Ce ne sera pas vraiment autobiographique, disons à moitié. Je suis en retard d’ailleurs. Mon éditeur va me tuer !

Quant au prochain album, on imagine que ce ne sera pas un disque de reprises mais si vous deviez vous lancer dans un tel projet, ce serait pour rendre hommage à quel artiste ?

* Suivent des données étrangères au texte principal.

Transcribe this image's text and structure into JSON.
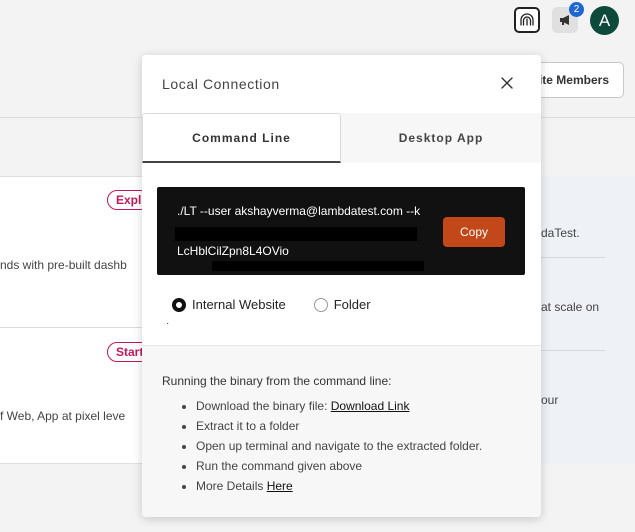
{
  "topbar": {
    "connection_icon": "fingerprint-tunnel-icon",
    "announcement_icon": "megaphone-icon",
    "announcement_badge": "2",
    "avatar_initial": "A"
  },
  "background": {
    "invite_button_label": "ite Members",
    "left_cards": [
      {
        "pill": "Expl",
        "text": "nds with pre-built dashb"
      },
      {
        "pill": "Start",
        "text": "f Web, App at pixel leve"
      }
    ],
    "right_texts": [
      "daTest.",
      "at scale on",
      "our"
    ]
  },
  "modal": {
    "title": "Local Connection",
    "close_icon": "close-icon",
    "tabs": [
      {
        "label": "Command Line",
        "active": true
      },
      {
        "label": "Desktop App",
        "active": false
      }
    ],
    "command": {
      "line1": "./LT --user akshayverma@lambdatest.com --k",
      "line3": "LcHblCilZpn8L4OVio",
      "copy_label": "Copy"
    },
    "radio_options": [
      {
        "label": "Internal Website",
        "checked": true
      },
      {
        "label": "Folder",
        "checked": false
      }
    ],
    "info": {
      "title": "Running the binary from the command line:",
      "steps": [
        {
          "text": "Download the binary file: ",
          "link": "Download Link"
        },
        {
          "text": "Extract it to a folder",
          "link": ""
        },
        {
          "text": "Open up terminal and navigate to the extracted folder.",
          "link": ""
        },
        {
          "text": "Run the command given above",
          "link": ""
        },
        {
          "text": "More Details ",
          "link": "Here"
        }
      ]
    }
  }
}
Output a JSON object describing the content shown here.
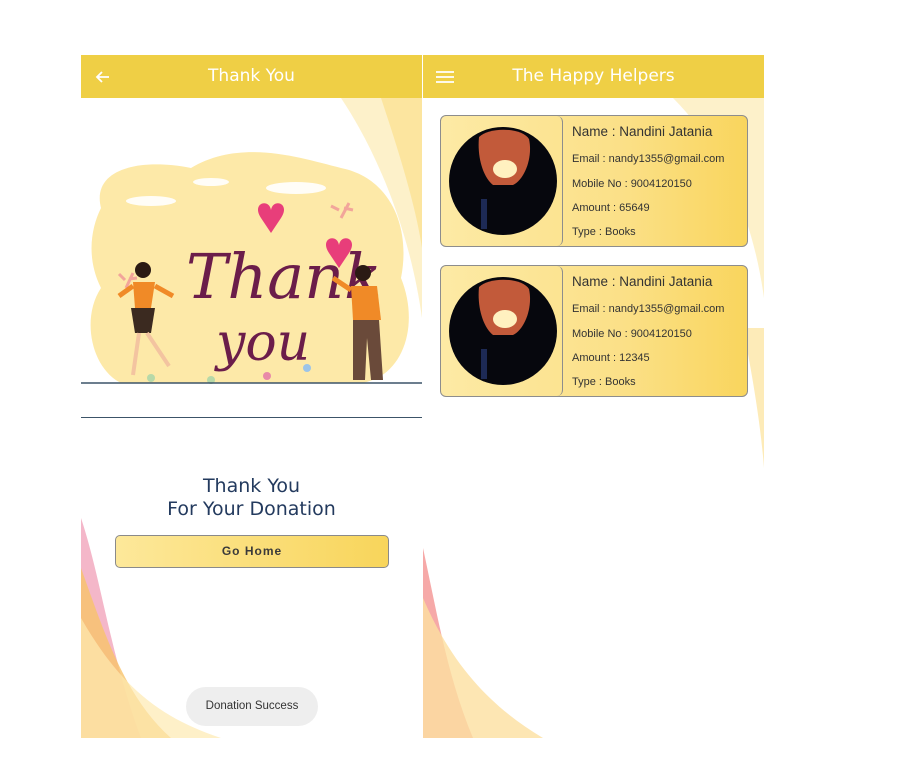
{
  "left_screen": {
    "appbar": {
      "title": "Thank You",
      "back_icon": "arrow-left-icon"
    },
    "illustration": {
      "word1": "Thank",
      "word2": "you"
    },
    "message": {
      "line1": "Thank You",
      "line2": "For Your Donation"
    },
    "go_home_label": "Go Home",
    "toast": "Donation Success"
  },
  "right_screen": {
    "appbar": {
      "title": "The Happy Helpers",
      "menu_icon": "hamburger-menu-icon"
    },
    "helpers": [
      {
        "name": "Name : Nandini Jatania",
        "email": "Email : nandy1355@gmail.com",
        "mobile": "Mobile No : 9004120150",
        "amount": "Amount : 65649",
        "type": "Type : Books"
      },
      {
        "name": "Name : Nandini Jatania",
        "email": "Email : nandy1355@gmail.com",
        "mobile": "Mobile No : 9004120150",
        "amount": "Amount : 12345",
        "type": "Type : Books"
      }
    ]
  },
  "colors": {
    "appbar": "#efcf45",
    "accent_yellow": "#f9d55d",
    "pink": "#e83e7a",
    "text_dark_blue": "#233a5e"
  }
}
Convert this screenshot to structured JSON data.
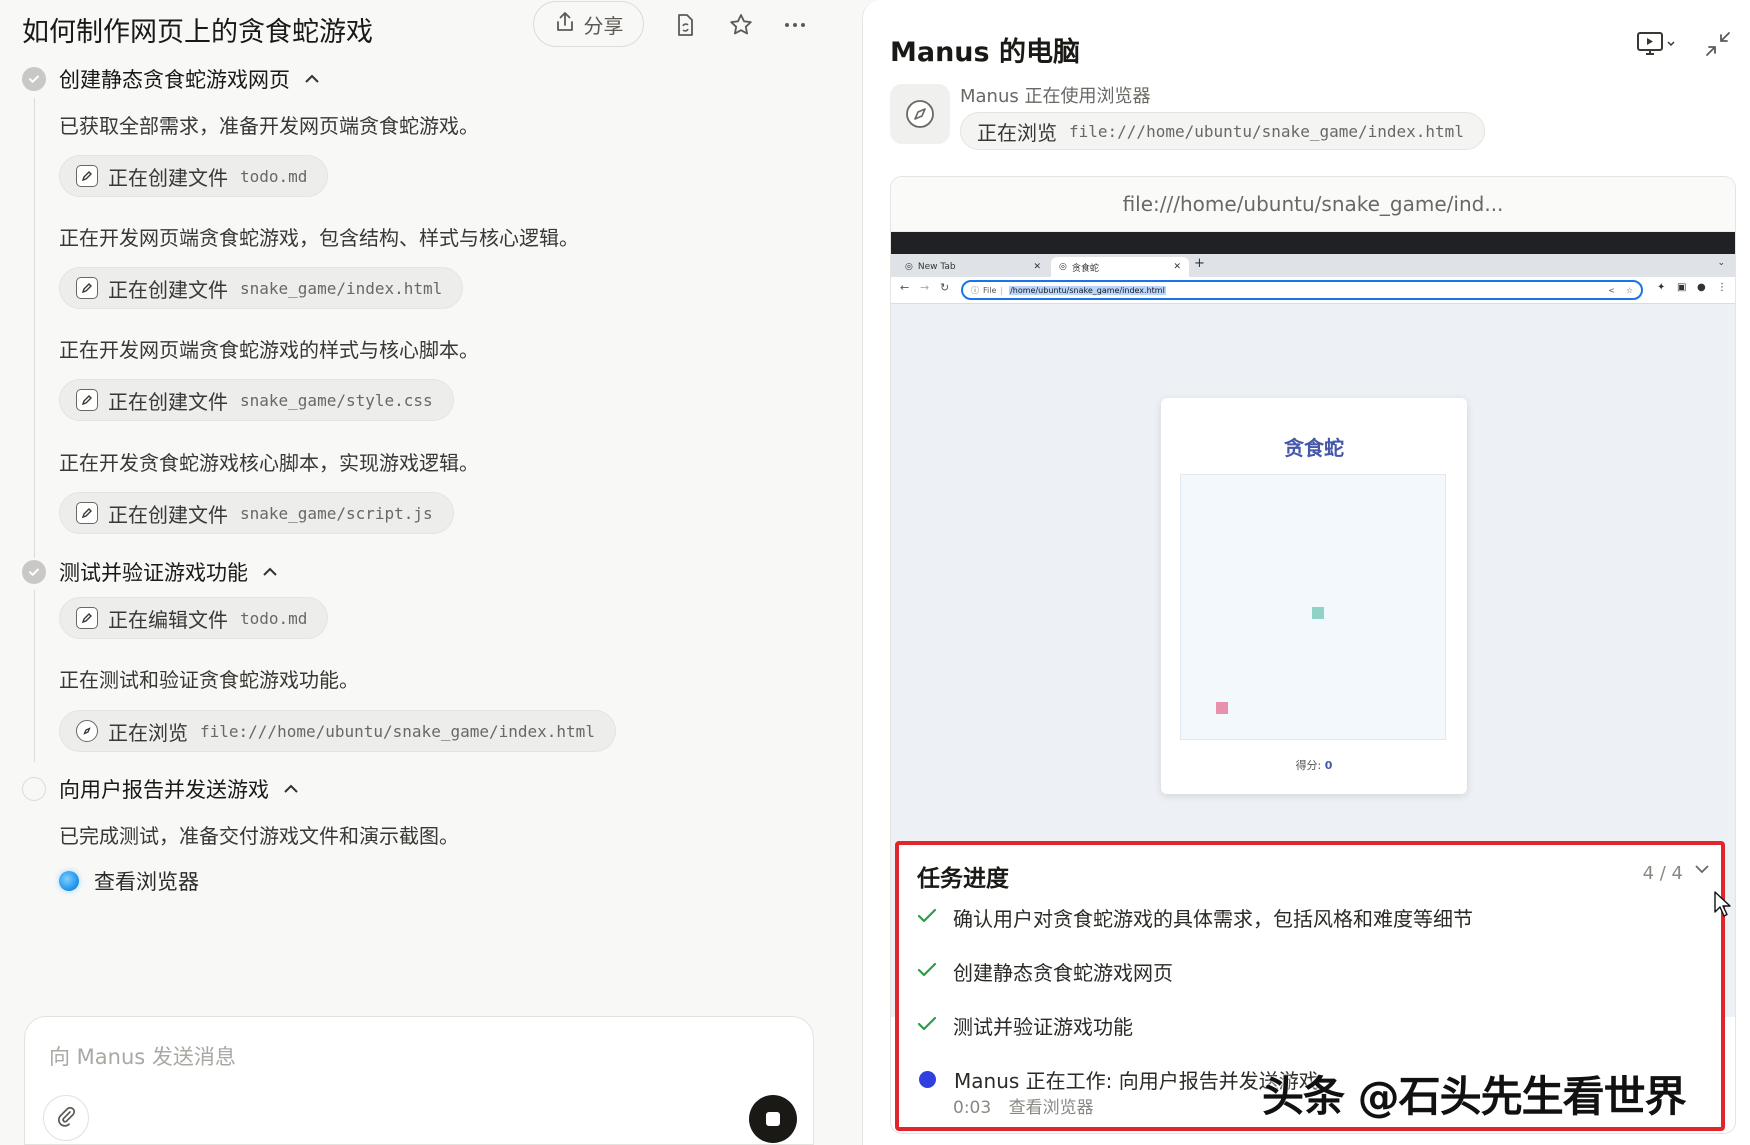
{
  "left": {
    "title": "如何制作网页上的贪食蛇游戏",
    "share_label": "分享",
    "steps": [
      {
        "title": "创建静态贪食蛇游戏网页",
        "items": [
          {
            "type": "msg",
            "text": "已获取全部需求，准备开发网页端贪食蛇游戏。"
          },
          {
            "type": "chip",
            "label": "正在创建文件",
            "arg": "todo.md",
            "icon": "edit-file-icon"
          },
          {
            "type": "msg",
            "text": "正在开发网页端贪食蛇游戏，包含结构、样式与核心逻辑。"
          },
          {
            "type": "chip",
            "label": "正在创建文件",
            "arg": "snake_game/index.html",
            "icon": "edit-file-icon"
          },
          {
            "type": "msg",
            "text": "正在开发网页端贪食蛇游戏的样式与核心脚本。"
          },
          {
            "type": "chip",
            "label": "正在创建文件",
            "arg": "snake_game/style.css",
            "icon": "edit-file-icon"
          },
          {
            "type": "msg",
            "text": "正在开发贪食蛇游戏核心脚本，实现游戏逻辑。"
          },
          {
            "type": "chip",
            "label": "正在创建文件",
            "arg": "snake_game/script.js",
            "icon": "edit-file-icon"
          }
        ]
      },
      {
        "title": "测试并验证游戏功能",
        "items": [
          {
            "type": "chip",
            "label": "正在编辑文件",
            "arg": "todo.md",
            "icon": "edit-file-icon"
          },
          {
            "type": "msg",
            "text": "正在测试和验证贪食蛇游戏功能。"
          },
          {
            "type": "chip",
            "label": "正在浏览",
            "arg": "file:///home/ubuntu/snake_game/index.html",
            "icon": "compass-icon"
          }
        ]
      },
      {
        "title": "向用户报告并发送游戏",
        "items": [
          {
            "type": "msg",
            "text": "已完成测试，准备交付游戏文件和演示截图。"
          }
        ]
      }
    ],
    "view_browser": "查看浏览器",
    "input_placeholder": "向 Manus 发送消息"
  },
  "right": {
    "title": "Manus 的电脑",
    "agent_status": "Manus 正在使用浏览器",
    "agent_action": "正在浏览",
    "agent_arg": "file:///home/ubuntu/snake_game/index.html",
    "screen_url": "file:///home/ubuntu/snake_game/ind...",
    "vm": {
      "tab1": "New Tab",
      "tab2": "贪食蛇",
      "addr_prefix": "File",
      "addr_path": "/home/ubuntu/snake_game/index.html"
    },
    "game": {
      "title": "贪食蛇",
      "score_label": "得分:",
      "score_value": "0",
      "food_color": "#e891ad",
      "snake_color": "#8fd3c7"
    },
    "progress": {
      "title": "任务进度",
      "count": "4 / 4",
      "items": [
        {
          "text": "确认用户对贪食蛇游戏的具体需求，包括风格和难度等细节",
          "status": "done"
        },
        {
          "text": "创建静态贪食蛇游戏网页",
          "status": "done"
        },
        {
          "text": "测试并验证游戏功能",
          "status": "done"
        },
        {
          "text": "Manus 正在工作: 向用户报告并发送游戏",
          "status": "working"
        }
      ],
      "elapsed": "0:03",
      "view_browser": "查看浏览器"
    }
  },
  "watermark": "头条 @石头先生看世界",
  "colors": {
    "accent_red": "#e0262a",
    "check_green": "#2a9d48",
    "working_blue": "#2f3fe0"
  }
}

Harry Nilsson. Premièrement car c’est un artiste peu connu et puis car il a influencé les Beatles… et tant d’autres.

Et cette envie de duo avec Kylie Minogue, ça en est où ?

Cela va dépendre d’elle et de son évolution musicale. Elle est à un tournant et doit faire un choix : rester la petite pop princess ou devenir une artiste un peu différente.

Pour terminer, pouvez-vous revenir sur votre tournée, « The Heaven Tour » ?

C’est un retour aux shows Mika complètement théâtraux dont j’ai moi-même dessiné la mise en scène. J’ai trouvé sur internet, via une fan, une troupe de théâtre européenne. Cette admiratrice fabrique donc le spectacle avec quinze artistes de son village ! Comme la tournée se nomme « The Heaven Tour », le thème central en a été le paradis. Ce dernier est comme une usine nucléaire détruite, entre « Mad Max » et Tchernobyl. J’arriverai sur scène à l’intérieur d’une caravane. Le message est donc qu’on cherche le paradis dans les mauvais endroits. Mon opéra-rock à moi.

Et quel est votre paradis à vous ?

Dans une salle vide qui se remplit peu à peu, quelque chose de simple. Ma mère est passée par des montagnes russes et elle a compris le sens de la créativité. Elle a vraiment compris que tant qu’on avait ça, on avait la liberté. Voilà sans doute pourquoi les riches achètent beaucoup d’art de nos jours. Ca me fait peur. Je trouve cette folie des collectionneurs un peu vulgaire. En tout cas, en ce moment, je ne sais pas où j’habite mais je suis content avec ma troupe. Les choix sont pour plus tard.